- Born: 14 March 1908 Toronto, Ontario
- Died: 15 March 1978 (aged 70) Palm Beach, Florida
- Education: Upper Canada College St. Andrew's College ('26)
- Spouse: Hedley Maude Eustace Smith ​ ​(m. 1934)​

= John A. McDougald =

Canadian businessman (1908–1978)

John Angus "Bud" McDougald (14 March 1908 – 15 March 1978) was a leading Canadian businessman and owner of Thoroughbred racehorses. In 1975, journalist Peter Newman wrote that, "He may well be the least known and most admired member of the [Canadian] business Establishment. Without question, he is the most powerful."

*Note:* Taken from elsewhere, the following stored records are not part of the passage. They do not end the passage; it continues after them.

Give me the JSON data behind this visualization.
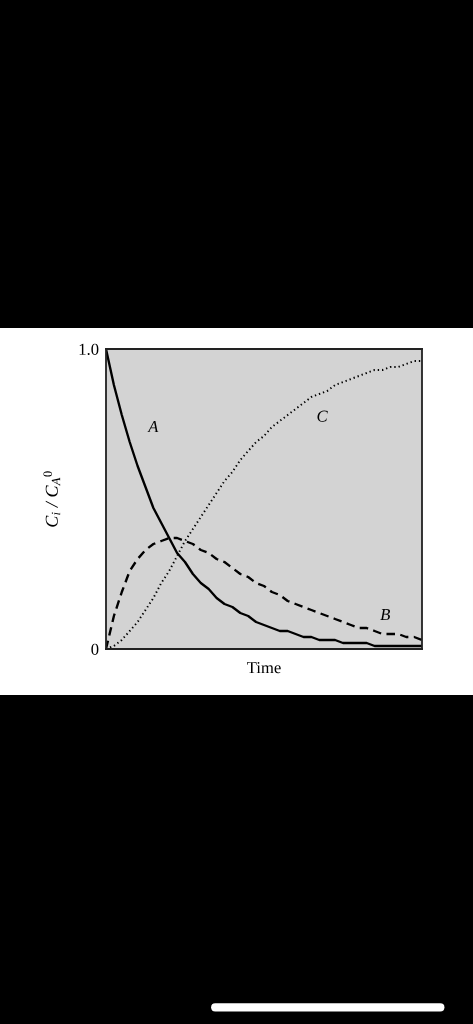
{
  "chart_data": {
    "type": "line",
    "xlabel": "Time",
    "ylabel": "C$_{i}$ / C$_{A}$$^{0}$",
    "categories": [
      null,
      null,
      null,
      null,
      null,
      null,
      null,
      null,
      null,
      null,
      null,
      null,
      null,
      null,
      null,
      null,
      null,
      null,
      null,
      null,
      null,
      null,
      null,
      null,
      null,
      null,
      null,
      null,
      null,
      null,
      null,
      null,
      null,
      null,
      null,
      null,
      null,
      null,
      null,
      null,
      null
    ],
    "series": [
      {
        "name": "A",
        "color": "#000000",
        "line_style": "solid",
        "values": [
          1.0,
          0.88,
          0.78,
          0.69,
          0.61,
          0.54,
          0.47,
          0.42,
          0.37,
          0.32,
          0.29,
          0.25,
          0.22,
          0.2,
          0.17,
          0.15,
          0.14,
          0.12,
          0.11,
          0.09,
          0.08,
          0.07,
          0.06,
          0.06,
          0.05,
          0.04,
          0.04,
          0.03,
          0.03,
          0.03,
          0.02,
          0.02,
          0.02,
          0.02,
          0.01,
          0.01,
          0.01,
          0.01,
          0.01,
          0.01,
          0.01
        ]
      },
      {
        "name": "B",
        "color": "#000000",
        "line_style": "dashed",
        "values": [
          0,
          0.11,
          0.19,
          0.26,
          0.3,
          0.33,
          0.35,
          0.36,
          0.37,
          0.37,
          0.36,
          0.35,
          0.33,
          0.32,
          0.3,
          0.29,
          0.27,
          0.25,
          0.24,
          0.22,
          0.21,
          0.19,
          0.18,
          0.16,
          0.15,
          0.14,
          0.13,
          0.12,
          0.11,
          0.1,
          0.09,
          0.08,
          0.07,
          0.07,
          0.06,
          0.05,
          0.05,
          0.05,
          0.04,
          0.04,
          0.03
        ]
      },
      {
        "name": "C",
        "color": "#000000",
        "line_style": "dotted",
        "values": [
          0,
          0.01,
          0.03,
          0.06,
          0.09,
          0.13,
          0.17,
          0.22,
          0.26,
          0.31,
          0.36,
          0.4,
          0.44,
          0.48,
          0.52,
          0.56,
          0.59,
          0.63,
          0.66,
          0.69,
          0.71,
          0.74,
          0.76,
          0.78,
          0.8,
          0.82,
          0.84,
          0.85,
          0.86,
          0.88,
          0.89,
          0.9,
          0.91,
          0.92,
          0.93,
          0.93,
          0.94,
          0.94,
          0.95,
          0.96,
          0.96
        ]
      }
    ],
    "ylim": [
      0,
      1
    ],
    "yticks": [
      0,
      {
        "value": 1,
        "label": "1.0"
      }
    ]
  }
}
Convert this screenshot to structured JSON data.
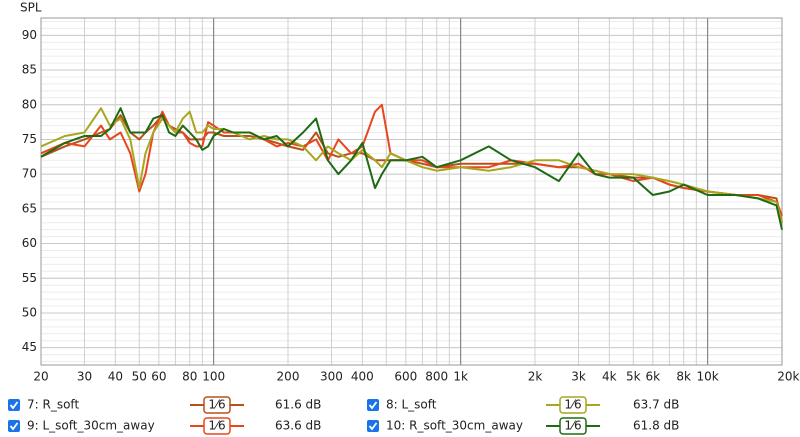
{
  "chart_data": {
    "type": "line",
    "ylabel": "SPL",
    "x": [
      20,
      25,
      30,
      35,
      38,
      42,
      46,
      50,
      53,
      57,
      62,
      66,
      70,
      75,
      80,
      85,
      90,
      95,
      100,
      110,
      120,
      140,
      160,
      180,
      200,
      230,
      260,
      290,
      320,
      360,
      400,
      450,
      480,
      520,
      600,
      700,
      800,
      1000,
      1300,
      1600,
      2000,
      2500,
      3000,
      3500,
      4000,
      5000,
      6000,
      7000,
      8000,
      10000,
      13000,
      16000,
      19000,
      20000
    ],
    "xlim": [
      20,
      20000
    ],
    "xscale": "log",
    "ylim": [
      42.5,
      92.5
    ],
    "yticks": [
      45,
      50,
      55,
      60,
      65,
      70,
      75,
      80,
      85,
      90
    ],
    "xticks": [
      20,
      30,
      40,
      50,
      60,
      80,
      100,
      200,
      300,
      400,
      600,
      800,
      {
        "value": 1000,
        "label": "1k"
      },
      {
        "value": 2000,
        "label": "2k"
      },
      {
        "value": 3000,
        "label": "3k"
      },
      {
        "value": 4000,
        "label": "4k"
      },
      {
        "value": 5000,
        "label": "5k"
      },
      {
        "value": 6000,
        "label": "6k"
      },
      {
        "value": 8000,
        "label": "8k"
      },
      {
        "value": 10000,
        "label": "10k"
      },
      {
        "value": 20000,
        "label": "20kHz"
      }
    ],
    "x_minor_grid": [
      70,
      90,
      500,
      700,
      900,
      7000,
      9000
    ],
    "x_major_grid": [
      100,
      1000,
      10000
    ],
    "y_minor_grid_step": 1,
    "grid": true,
    "series": [
      {
        "name": "7: R_soft",
        "color": "#b8501c",
        "smoothing": "1⁄6",
        "level": "61.6 dB",
        "values": [
          72.5,
          74,
          75,
          76,
          76.5,
          78.5,
          76,
          75,
          76,
          77,
          78.5,
          77,
          76.5,
          76,
          75,
          75,
          75,
          76,
          76,
          75.5,
          75.5,
          75.5,
          75,
          74.5,
          74,
          73.5,
          76,
          73,
          72.5,
          73,
          73,
          72,
          72,
          72,
          72,
          71.5,
          71,
          71.5,
          71.5,
          71.5,
          71.5,
          71,
          71,
          70.5,
          70,
          69.5,
          69.5,
          68.5,
          68,
          67.5,
          67,
          67,
          66.5,
          63
        ]
      },
      {
        "name": "9: L_soft_30cm_away",
        "color": "#e8461e",
        "smoothing": "1⁄6",
        "level": "63.6 dB",
        "values": [
          73,
          74.5,
          74,
          77,
          75,
          76,
          73,
          67.5,
          70,
          76,
          79,
          77,
          76,
          76,
          74.5,
          74,
          74,
          77.5,
          77,
          76,
          76,
          76,
          75,
          74,
          74.5,
          74,
          75,
          72,
          75,
          73,
          74,
          79,
          80,
          73,
          72,
          72,
          71,
          71,
          71,
          72,
          71.5,
          71,
          71.5,
          70,
          70,
          69,
          69.5,
          68.5,
          68,
          67.5,
          67,
          67,
          66,
          64
        ]
      },
      {
        "name": "8: L_soft",
        "color": "#a8a61e",
        "smoothing": "1⁄6",
        "level": "63.7 dB",
        "values": [
          74,
          75.5,
          76,
          79.5,
          77,
          78,
          75,
          68,
          73,
          76,
          78,
          77,
          76,
          78,
          79,
          76,
          76,
          77,
          76.5,
          76.5,
          76,
          75,
          75.5,
          75,
          75,
          74,
          72,
          74,
          73,
          72,
          73.5,
          72,
          71,
          73,
          72,
          71,
          70.5,
          71,
          70.5,
          71,
          72,
          72,
          71,
          70.5,
          70,
          70,
          69.5,
          69,
          68.5,
          67.5,
          67,
          66.5,
          66,
          63
        ]
      },
      {
        "name": "10: R_soft_30cm_away",
        "color": "#1e6b14",
        "smoothing": "1⁄6",
        "level": "61.8 dB",
        "values": [
          72.5,
          74.5,
          75.5,
          75.5,
          76.5,
          79.5,
          76,
          76,
          76,
          78,
          78.5,
          76,
          75.5,
          77,
          76,
          75,
          73.5,
          74,
          75.5,
          76.5,
          76,
          76,
          75,
          75.5,
          74,
          76,
          78,
          72,
          70,
          72,
          74.5,
          68,
          70,
          72,
          72,
          72.5,
          71,
          72,
          74,
          72,
          71,
          69,
          73,
          70,
          69.5,
          69.5,
          67,
          67.5,
          68.5,
          67,
          67,
          66.5,
          65.5,
          62
        ]
      }
    ]
  }
}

Born in Toronto, Ontario, he was universally known by the nickname, "Bud". The son of a wealthy investment banker, after working as a stockbroker for Dominion Securities, in 1945 Bud McDougald teamed up with E. P. Taylor to establish Taylor, McDougald and Company Ltd. which would lead to his rise in the Taylor-controlled holding company, Argus Corporation. While McDougald would become involved in the sport of Thoroughbred racing, E. P. Taylor would devote much of his time to building his very successful Windfields Farm. That situation saw McDougald rise within the business to where he was appointed chairman of the board of directors and president of Argus. He was largely responsible for making it one of Canada's dominant business conglomerates that had controlling interest in Dominion Stores, Hollinger Mines, Massey Ferguson, Standard Broadcasting, Crown Trust and Domtar.

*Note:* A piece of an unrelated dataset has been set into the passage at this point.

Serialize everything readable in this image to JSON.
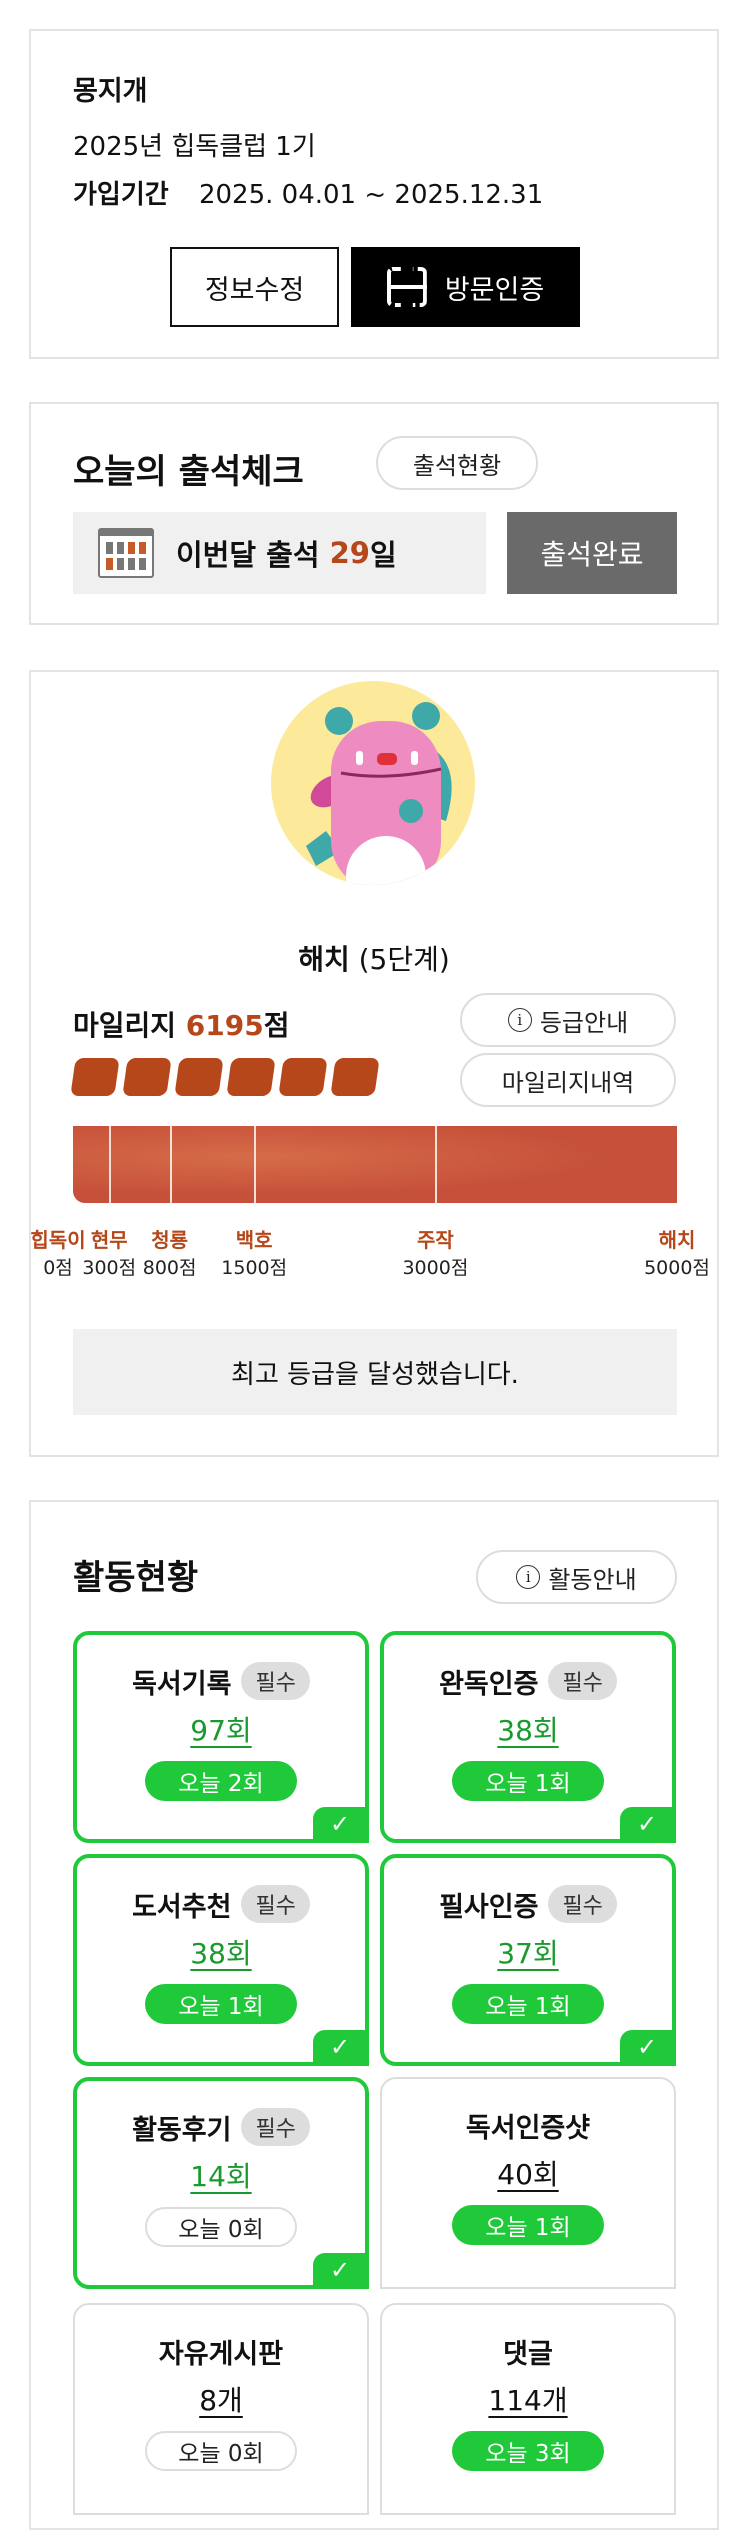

McDougald was one of the major biographies in Peter C. Newman's 1975 book, The Canadian Establishment.

McDougald died in Palm Beach, Florida in 1978. Two months after his death his widow and sister-in-law signed documents that gave Conrad Black control of Ravelston Corporation which in turn controlled Argus Corporation.

==Thoroughbred racing==
Introduced to the sport by E. P. Taylor, McDougald was a founding member of the Jockey Club of Canada. He and his wife owned a number of Thoroughbred racehorses, the most successful of which was Nijinsky's Secret.